Telecom CIO Mark Ratcliffe refuses to discuss persistent rumours that the telco will buy Computerland.
“I’m very aware of the rumours going around for the past six weeks but I’m not going to comment,” Ratcliffe says.
Senior industry people who declined to be named consider the purchase a done deal. But one IT manager who spoke to Computerworld on condition of anonymity says he has a written guarantee from Computerland that it will not be sold.
The conditional purchase of Gen-i by Telecom is proceeding apace.
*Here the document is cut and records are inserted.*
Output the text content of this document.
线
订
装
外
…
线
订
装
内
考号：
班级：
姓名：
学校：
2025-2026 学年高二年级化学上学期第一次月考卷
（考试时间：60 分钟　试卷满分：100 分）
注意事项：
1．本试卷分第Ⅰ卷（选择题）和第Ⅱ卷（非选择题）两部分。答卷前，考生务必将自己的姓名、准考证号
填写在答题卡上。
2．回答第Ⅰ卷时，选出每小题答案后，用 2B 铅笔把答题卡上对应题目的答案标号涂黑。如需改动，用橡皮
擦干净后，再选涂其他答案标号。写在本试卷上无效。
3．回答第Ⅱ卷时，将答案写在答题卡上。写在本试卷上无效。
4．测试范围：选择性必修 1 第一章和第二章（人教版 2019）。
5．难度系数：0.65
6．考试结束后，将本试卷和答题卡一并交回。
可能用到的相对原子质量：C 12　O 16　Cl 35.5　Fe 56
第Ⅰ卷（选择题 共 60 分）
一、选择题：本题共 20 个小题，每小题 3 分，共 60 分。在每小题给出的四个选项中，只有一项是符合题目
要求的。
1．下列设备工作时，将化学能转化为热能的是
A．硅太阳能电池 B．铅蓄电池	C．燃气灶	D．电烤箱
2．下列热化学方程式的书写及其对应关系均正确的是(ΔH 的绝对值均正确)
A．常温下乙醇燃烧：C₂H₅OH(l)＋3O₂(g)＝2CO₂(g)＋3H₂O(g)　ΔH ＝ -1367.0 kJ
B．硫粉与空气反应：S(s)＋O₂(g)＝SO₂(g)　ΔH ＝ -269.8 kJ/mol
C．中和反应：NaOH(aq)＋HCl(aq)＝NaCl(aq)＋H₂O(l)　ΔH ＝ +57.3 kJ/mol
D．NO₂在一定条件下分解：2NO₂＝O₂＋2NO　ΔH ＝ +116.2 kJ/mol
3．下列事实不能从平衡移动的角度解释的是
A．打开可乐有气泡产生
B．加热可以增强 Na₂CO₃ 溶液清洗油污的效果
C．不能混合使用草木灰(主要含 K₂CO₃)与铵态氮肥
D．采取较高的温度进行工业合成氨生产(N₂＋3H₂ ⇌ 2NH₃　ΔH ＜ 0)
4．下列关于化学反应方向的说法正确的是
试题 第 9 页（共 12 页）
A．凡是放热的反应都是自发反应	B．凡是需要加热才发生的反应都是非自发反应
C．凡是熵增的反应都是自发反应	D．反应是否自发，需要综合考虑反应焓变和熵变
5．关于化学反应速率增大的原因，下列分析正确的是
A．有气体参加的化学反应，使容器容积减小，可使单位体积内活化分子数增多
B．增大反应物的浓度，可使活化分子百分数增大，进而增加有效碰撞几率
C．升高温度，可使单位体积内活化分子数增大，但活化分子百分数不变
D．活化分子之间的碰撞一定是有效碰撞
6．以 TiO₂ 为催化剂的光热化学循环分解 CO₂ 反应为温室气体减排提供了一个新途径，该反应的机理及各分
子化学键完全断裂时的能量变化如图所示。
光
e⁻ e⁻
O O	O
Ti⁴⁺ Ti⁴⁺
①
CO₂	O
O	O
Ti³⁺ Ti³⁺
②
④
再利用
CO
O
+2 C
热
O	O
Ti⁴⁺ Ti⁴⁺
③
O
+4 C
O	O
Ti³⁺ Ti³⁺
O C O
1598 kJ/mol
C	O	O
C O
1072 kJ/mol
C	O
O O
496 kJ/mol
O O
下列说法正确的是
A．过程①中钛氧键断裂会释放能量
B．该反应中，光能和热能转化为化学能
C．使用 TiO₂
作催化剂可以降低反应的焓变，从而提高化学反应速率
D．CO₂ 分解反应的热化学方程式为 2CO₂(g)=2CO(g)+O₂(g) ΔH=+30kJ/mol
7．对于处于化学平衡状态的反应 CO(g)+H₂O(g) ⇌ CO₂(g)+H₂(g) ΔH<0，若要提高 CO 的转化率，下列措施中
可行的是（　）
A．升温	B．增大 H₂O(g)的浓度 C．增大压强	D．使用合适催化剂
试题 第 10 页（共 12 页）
Ratcliffe says he will address a Gen-i sales conference tonight and he expects the $62.5 million deal to be closed next week.
Ratcliffe said last week that the merger of Telecom Advanced Solutions with Gen-i would probably make it number two in size behind EDS. In reality, it would be number three, with IBM in the number two position, but if Computerland were brought into the fold it would be the second biggest integrator in the country.
Though Telecom has a 13-year outsourcing deal with EDS, it has not always been happy with the way matters have played out. Long-term outsourcing arrangements are notorious as the cost begins to bite around year five when the provider begins to make a profit.
Ratcliffe has positioned EDS as being a higher-end player than Telecom Advanced Solutions and Gen-i. However, it is difficult not to see them bumping heads in a highly competitive market. Buying Computerland would add weight and capability. A complication, though, is the fact that Computerland is a franchised operation, which may make absorption into the Telecom fold tricky.